Todo este processo necessita da experiência adquirida, assente em conhecimento médico e em peritos em diferentes áreas. O doente precisa de suporte e informação para poder autogerir a sua doença. É necessário que a família, cuidadores e comunidade onde se integra sejam envolvidos e façam parte do processo.

O acompanhamento médico deve ser feito por um médico das especialidades de Medicina Geral e Familiar, ou de Medicina Interna. Os profissionais de saúde devem ter educação científica contínua e as opções terapêuticas devem ser tomadas com base em evidência e normas de orientação.

Para o sucesso dos modelos de gestão de doença crónica torna-se importante a existência de ferramentas de suporte à decisão e de bons sistemas de informação.

Mas estarão todos os stakeholders a conseguir gerir este sistema de forma coordenada e efectiva?
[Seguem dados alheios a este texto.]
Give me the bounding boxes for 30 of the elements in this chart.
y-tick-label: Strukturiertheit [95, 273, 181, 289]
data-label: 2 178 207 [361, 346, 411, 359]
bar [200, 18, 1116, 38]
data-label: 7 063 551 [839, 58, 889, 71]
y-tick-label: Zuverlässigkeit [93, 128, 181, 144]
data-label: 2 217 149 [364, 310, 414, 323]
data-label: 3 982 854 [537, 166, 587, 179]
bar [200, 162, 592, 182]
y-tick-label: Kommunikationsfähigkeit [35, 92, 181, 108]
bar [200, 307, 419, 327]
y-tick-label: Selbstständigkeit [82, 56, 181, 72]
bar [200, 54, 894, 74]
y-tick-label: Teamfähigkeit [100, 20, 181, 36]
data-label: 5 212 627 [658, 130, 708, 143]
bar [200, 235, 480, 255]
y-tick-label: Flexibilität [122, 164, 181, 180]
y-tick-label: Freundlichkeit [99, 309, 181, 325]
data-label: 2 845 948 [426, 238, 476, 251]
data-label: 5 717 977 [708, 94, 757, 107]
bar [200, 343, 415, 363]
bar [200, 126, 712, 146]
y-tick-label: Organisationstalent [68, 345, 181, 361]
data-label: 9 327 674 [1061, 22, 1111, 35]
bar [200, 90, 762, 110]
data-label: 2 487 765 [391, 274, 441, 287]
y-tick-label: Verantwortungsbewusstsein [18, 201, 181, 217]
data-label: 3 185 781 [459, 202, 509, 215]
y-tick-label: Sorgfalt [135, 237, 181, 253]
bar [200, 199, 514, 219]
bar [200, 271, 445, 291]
Portugal em 2019 era um dos países da União Europeia a 27 em que a apreciação que a população residente fazia do seu estado de saúde era baixa.

Será que a capacitação e autogestão dos que têm doença crónica está a ser parte integrante do processo? Os países com menor ou médio nível económico são aqueles onde existem números mais elevados de casos de doença crónica.
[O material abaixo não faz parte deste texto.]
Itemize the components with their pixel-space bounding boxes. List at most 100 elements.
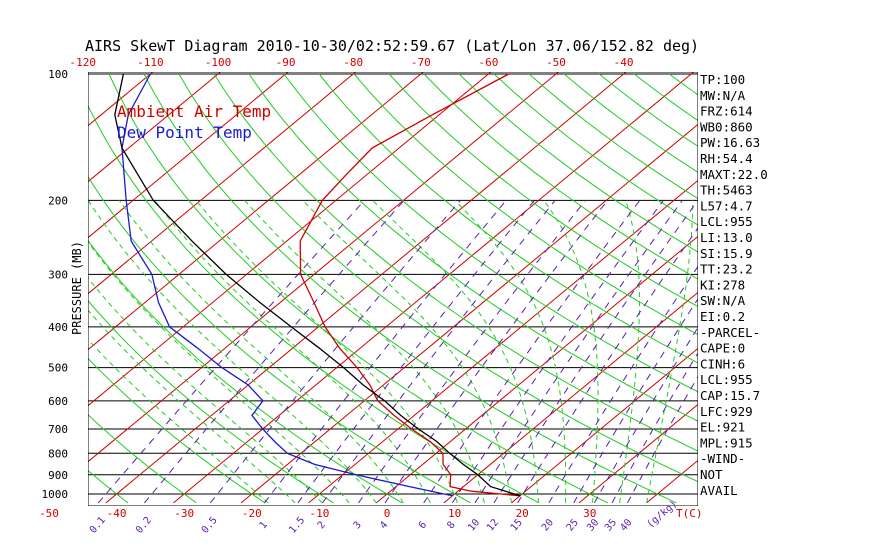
stat-entry: EI:0.2 <box>700 309 745 324</box>
isotherm-line <box>782 65 870 503</box>
top-temp-tick-label: -50 <box>546 56 566 69</box>
pressure-tick-label: 700 <box>48 423 68 436</box>
moist-adiabat-line <box>88 309 296 504</box>
stats-panel: TP:100MW:N/AFRZ:614WB0:860PW:16.63RH:54.… <box>700 72 768 498</box>
dry-adiabat-line <box>88 175 471 504</box>
mixing-ratio-line <box>474 200 683 504</box>
dry-adiabat-line <box>88 414 197 504</box>
dry-adiabat-line <box>88 469 129 504</box>
isotherm-line <box>88 72 424 351</box>
stat-entry: TP:100 <box>700 72 745 87</box>
dry-adiabat-line <box>283 73 698 393</box>
mixing-ratio-label: 6 <box>417 520 429 532</box>
chart-title: AIRS SkewT Diagram 2010-10-30/02:52:59.6… <box>85 37 699 55</box>
mixing-ratio-line <box>144 200 405 504</box>
top-temp-tick-label: -40 <box>614 56 634 69</box>
stat-entry: MPL:915 <box>700 435 753 450</box>
isotherm-line <box>88 72 560 463</box>
top-temp-tick-label: -90 <box>276 56 296 69</box>
stat-entry: L57:4.7 <box>700 198 753 213</box>
series-line-ambient-air-temp <box>299 73 521 497</box>
stat-entry: MAXT:22.0 <box>700 167 768 182</box>
top-temp-tick-label: -120 <box>70 56 97 69</box>
mixing-ratio-label: 1.5 <box>287 515 307 536</box>
bottom-temp-tick-label: -40 <box>107 507 127 520</box>
dry-adiabat-line <box>88 299 334 504</box>
series-line-dew-point-temp <box>121 73 453 497</box>
mixing-ratio-label: 35 <box>603 517 619 533</box>
pressure-tick-label: 100 <box>48 68 68 81</box>
top-temp-tick-label: -70 <box>411 56 431 69</box>
top-temp-tick-label: -110 <box>137 56 164 69</box>
dry-adiabat-line <box>423 73 698 280</box>
legend-dew-point-temp: Dew Point Temp <box>117 123 252 142</box>
dry-adiabat-line <box>88 104 540 504</box>
stat-entry: LCL:955 <box>700 214 753 229</box>
stat-entry: EL:921 <box>700 420 745 435</box>
mixing-ratio-label: 10 <box>466 517 482 533</box>
isotherm-line <box>646 459 698 504</box>
mixing-ratio-label: 20 <box>540 517 556 533</box>
mixing-ratio-line <box>264 200 507 504</box>
isotherm-line <box>88 72 289 239</box>
stat-entry: LFC:929 <box>700 404 753 419</box>
pressure-tick-label: 600 <box>48 395 68 408</box>
stat-entry: FRZ:614 <box>700 104 753 119</box>
isotherm-line <box>0 65 26 503</box>
bottom-temp-tick-label: 10 <box>448 507 461 520</box>
mixing-ratio-label: 0.2 <box>134 515 154 536</box>
top-temp-tick-label: -80 <box>343 56 363 69</box>
dry-adiabat-line <box>248 73 698 422</box>
stat-entry: CAPE:0 <box>700 341 745 356</box>
dry-adiabat-line <box>108 73 609 504</box>
dry-adiabat-line <box>353 73 698 336</box>
stat-entry: TH:5463 <box>700 183 753 198</box>
dry-adiabat-line <box>458 73 698 253</box>
mixing-ratio-label: 25 <box>565 517 581 533</box>
moist-adiabat-line <box>88 338 269 504</box>
series-line-parcel <box>114 73 521 497</box>
mixing-ratio-line <box>384 200 608 504</box>
stat-entry: SW:N/A <box>700 293 746 308</box>
dry-adiabat-line <box>388 73 698 308</box>
pressure-tick-label: 800 <box>48 447 68 460</box>
mixing-ratio-label: 1 <box>258 520 270 532</box>
stat-entry: NOT <box>700 467 723 482</box>
mixing-ratio-line <box>493 200 698 504</box>
isotherm-line <box>308 179 698 504</box>
mixing-ratio-label: 0.5 <box>200 515 220 536</box>
dry-adiabat-line <box>143 73 677 504</box>
stat-entry: KI:278 <box>700 277 745 292</box>
stat-entry: -WIND- <box>700 451 745 466</box>
isotherm-line <box>240 123 698 504</box>
mixing-ratio-line <box>358 200 586 504</box>
mixing-ratio-label: 4 <box>378 520 390 532</box>
bottom-temp-tick-label: -50 <box>39 507 59 520</box>
temp-units-label: T(C) <box>676 507 703 520</box>
dry-adiabat-line <box>809 74 870 503</box>
pressure-tick-label: 900 <box>48 469 68 482</box>
pressure-tick-label: 200 <box>48 194 68 207</box>
stat-entry: WB0:860 <box>700 119 753 134</box>
stat-entry: MW:N/A <box>700 88 746 103</box>
mixing-ratio-line <box>451 200 664 504</box>
pressure-tick-label: 400 <box>48 321 68 334</box>
mixing-ratio-line <box>593 326 698 504</box>
bottom-temp-tick-label: 0 <box>384 507 391 520</box>
isotherm-line <box>88 72 492 407</box>
mixing-ratio-label: 3 <box>352 520 364 532</box>
stat-entry: PW:16.63 <box>700 135 760 150</box>
legend-ambient-air-temp: Ambient Air Temp <box>117 102 271 121</box>
moist-adiabat-line <box>88 200 377 504</box>
pressure-tick-label: 300 <box>48 268 68 281</box>
dry-adiabat-line <box>88 357 266 504</box>
moist-adiabat-line <box>302 200 512 504</box>
dry-adiabat-line <box>0 74 59 503</box>
mixing-ratio-label: 12 <box>485 517 501 533</box>
stat-entry: RH:54.4 <box>700 151 753 166</box>
top-temp-tick-label: -100 <box>205 56 232 69</box>
isotherm-line <box>375 235 698 504</box>
mixing-ratio-line <box>209 200 461 504</box>
moist-adiabat-line <box>244 200 485 504</box>
mixing-ratio-line <box>517 227 698 504</box>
Em cada país a literacia em saúde e o nível educacional influenciam, pela positiva, a redução destas doenças.

Em Portugal, a proporção de pessoas que referiram ter doença crónica ou um problema de saúde prolongado era consideravelmente menor para a população que completou o ensino secundário ou o ensino superior (respectivamente 29,2% e 29,9% em 2020).

As doenças crónicas não escolhem idade, mas a longevidade (o aumento da esperança de vida) traz, por definição, uma maior probabilidade de termos pelo menos uma delas, ou mais do que uma. Dados de 2020, revelam que 43,2% da população com 16 e mais anos referiu ter uma doença crónica ou problema de saúde prolongado.

Neste momento a saúde pode sofrer uma transformação no sentido de criação de cada vez mais valor para todos com a introdução da digitalização na saúde. A tecnologia digital é considerada a 4.ª revolução industrial. Na área da saúde tem um potencial enorme, desde que coordenada e utilizada de forma integrada por todos os intervenientes na abordagem destas doenças. Pode, inclusive, vir a diminuir assimetrias no cuidar.

Para lidar com o fardo crescente das doenças crónicas a OMS identificou várias intervenções, tendo em conta rentabilidade, acessibilidade, viabilidade e escalabilidade, a serem adoptadas em todos os países entre 2018 e 2025, estimando que tal evitaria 9,6 milhões de mortes prematuras.

Este grupo de medidas contém intervenções na área de redução de consumo de tabaco, do excesso de consumo de bebidas alcoólicas, de minimização de opções de dieta não saudável, do combate à inactividade física, da abordagem da doença cardiovascular, da diabetes e da doença oncológica, aqui, em particular, do cancro do colo do útero.

As medidas de prevenção de doenças, promoção e prática de estilos de vida saudáveis, a detecção precoce, o acompanhamento médico e o aumento da literacia em saúde por parte da população, são as reais armas no combate à doença crónica.